THE ADVENT CALENDAR OF ALCOHOL – 13 December (12%-13%) – Champagne

I’m sure there are lots of good reasons why champagne has become so set as an international festive drink, but it wouldn’t surprise me to learn that its mass popularity didn’t date back before televised Formula 1. Surely the first thing that comes to mind for most people when they think of the drink is some square-jawed four-wheel hero spraying all and sundry with ‘fizz’ from atop a podium. The symbolism is hardly Freudian rocket science either: the winner is being gifted with a massive glass cock with which to cumshot AND golden shower his beta-male rivals. Quite appropriate really, since a lot of champagne tastes like piss.

I still drink it though (the champagne that is). It’s a reflex. You can’t often refuse free booze and champagne is rarely a drink you actually buy, it gets given to you (by the glass or bottle). I do think it’s funny that it’s so associated with being shaken and sprayed everywhere ‘ what other drink is so famous for being mostly thrown away? ‘ because a great deal of the time I’m happier with it on the ground than in my stomach. Do I think champagne is over-rated? Maybe. Not proper very expensive champagne, perhaps ‘ I’m sure the ‘Cris’ I hear so much about is absolute nectar ‘ though even then I think I’d rather taste a fifty-quid bottle of white wine than a similar-priced ‘champers’. But most champagne you are likely to encounter is down at the cheaper end of the scale.

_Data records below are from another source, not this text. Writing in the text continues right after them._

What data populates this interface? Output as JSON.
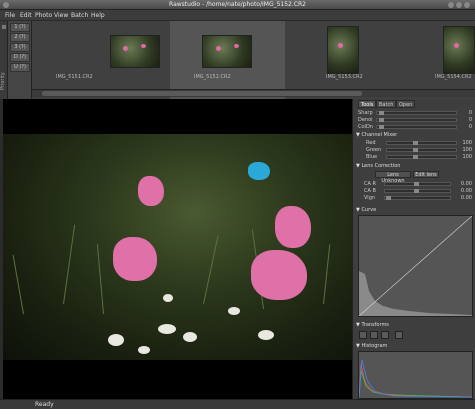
{
  "window": {
    "title": "Rawstudio - /home/nate/photo/IMG_5152.CR2"
  },
  "menu": [
    "File",
    "Edit",
    "Photo",
    "View",
    "Batch",
    "Help"
  ],
  "priority_buttons": [
    "1 (?)",
    "2 (?)",
    "3 (?)",
    "D (?)",
    "U (?)"
  ],
  "priority_label": "Priority",
  "thumbnails": [
    {
      "name": "IMG_5151.CR2",
      "selected": false
    },
    {
      "name": "IMG_5152.CR2",
      "selected": true
    },
    {
      "name": "IMG_5153.CR2",
      "selected": false
    },
    {
      "name": "IMG_5154.CR2",
      "selected": false
    }
  ],
  "tabs": [
    "Tools",
    "Batch",
    "Open"
  ],
  "sliders": [
    {
      "label": "Sharp",
      "value": "0"
    },
    {
      "label": "Denoi",
      "value": "0"
    },
    {
      "label": "ColDn",
      "value": "0"
    }
  ],
  "channel_mixer": {
    "title": "Channel Mixer",
    "rows": [
      {
        "label": "Red",
        "value": "100"
      },
      {
        "label": "Green",
        "value": "100"
      },
      {
        "label": "Blue",
        "value": "100"
      }
    ]
  },
  "lens": {
    "title": "Lens Correction",
    "btn1": "Lens Unknown",
    "btn2": "Edit lens",
    "rows": [
      {
        "label": "CA R",
        "value": "0.00"
      },
      {
        "label": "CA B",
        "value": "0.00"
      },
      {
        "label": "Vign",
        "value": "0.00"
      }
    ]
  },
  "curve": {
    "title": "Curve"
  },
  "transforms": {
    "title": "Transforms"
  },
  "histogram": {
    "title": "Histogram"
  },
  "status": {
    "text": "Ready"
  },
  "colors": {
    "accent": "#e070a8"
  }
}
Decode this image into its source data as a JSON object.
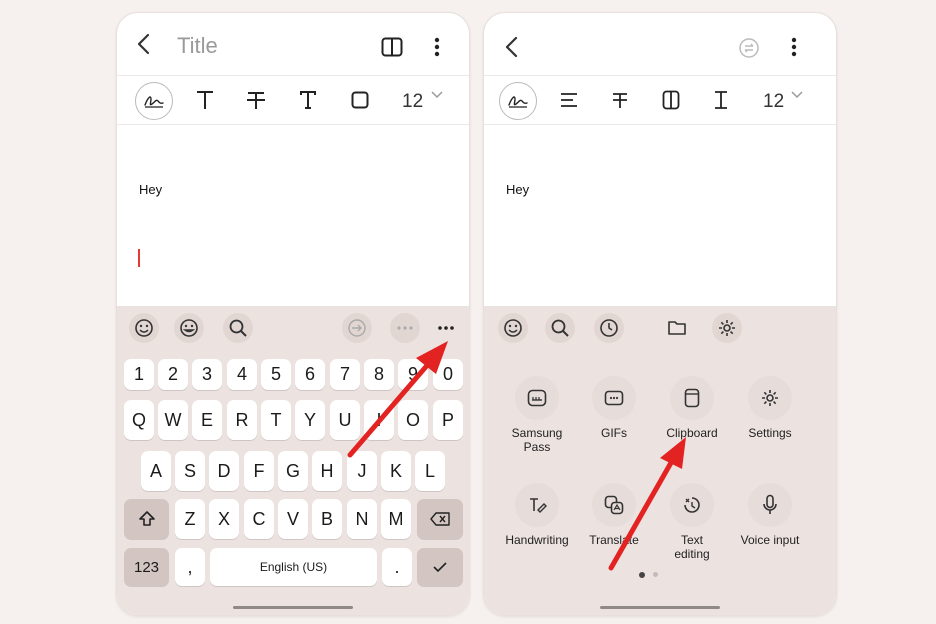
{
  "left_screen": {
    "title_placeholder": "Title",
    "font_size": "12",
    "body_text": "Hey",
    "keyboard": {
      "number_row": [
        "1",
        "2",
        "3",
        "4",
        "5",
        "6",
        "7",
        "8",
        "9",
        "0"
      ],
      "row1": [
        "Q",
        "W",
        "E",
        "R",
        "T",
        "Y",
        "U",
        "I",
        "O",
        "P"
      ],
      "row2": [
        "A",
        "S",
        "D",
        "F",
        "G",
        "H",
        "J",
        "K",
        "L"
      ],
      "row3": [
        "Z",
        "X",
        "C",
        "V",
        "B",
        "N",
        "M"
      ],
      "symbols_key": "123",
      "comma_key": ",",
      "space_label": "English (US)",
      "period_key": "."
    }
  },
  "right_screen": {
    "font_size": "12",
    "body_text": "Hey",
    "tools": [
      {
        "label": "Samsung Pass",
        "icon": "samsung-pass-icon"
      },
      {
        "label": "GIFs",
        "icon": "gif-icon"
      },
      {
        "label": "Clipboard",
        "icon": "clipboard-icon"
      },
      {
        "label": "Settings",
        "icon": "gear-icon"
      },
      {
        "label": "Handwriting",
        "icon": "handwriting-icon"
      },
      {
        "label": "Translate",
        "icon": "translate-icon"
      },
      {
        "label": "Text editing",
        "icon": "text-editing-icon"
      },
      {
        "label": "Voice input",
        "icon": "microphone-icon"
      }
    ]
  },
  "colors": {
    "background": "#f6f1ee",
    "keyboard_bg": "#ece2df",
    "arrow": "#e32222",
    "cursor": "#e53935"
  }
}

Almost every other Summery drink is more refreshing and tastier, even Pimms! Even Bucks Fizz! (I was going to run a taste test and drink a bottle of 12.5% champagne for this entry, but horrific Friday night circumstances meant that I vowed not to touch a drop of drink all weekend.) Cheap champagne is usually too sweet and becomes sickly very quickly, that is if the bubbles don’t harsh your tongue too much to even notice. It also, as I discovered the morning after my wedding, can lead to some real bastard hangovers. But still we ‘ including I ‘ knock it back with gratitude. I think part of the reason is that it’s often one of the first drinks we get a taste for, it being handed out gleefully to children at family celebrations. Half a glass of champagne in some little mite’s hand looks cute whereas a half of stout (say) would inspire horror: odd since champagne is generally pretty strong. This may well be my posho background telling, of course ‘ feel free to use the ‘comment’ link on the sidebar to share your tales of being fed porter at age 2. Oh, and please don’t take my anti-bubbly comments to mean that I won’t swig litres of the stuff at New Years.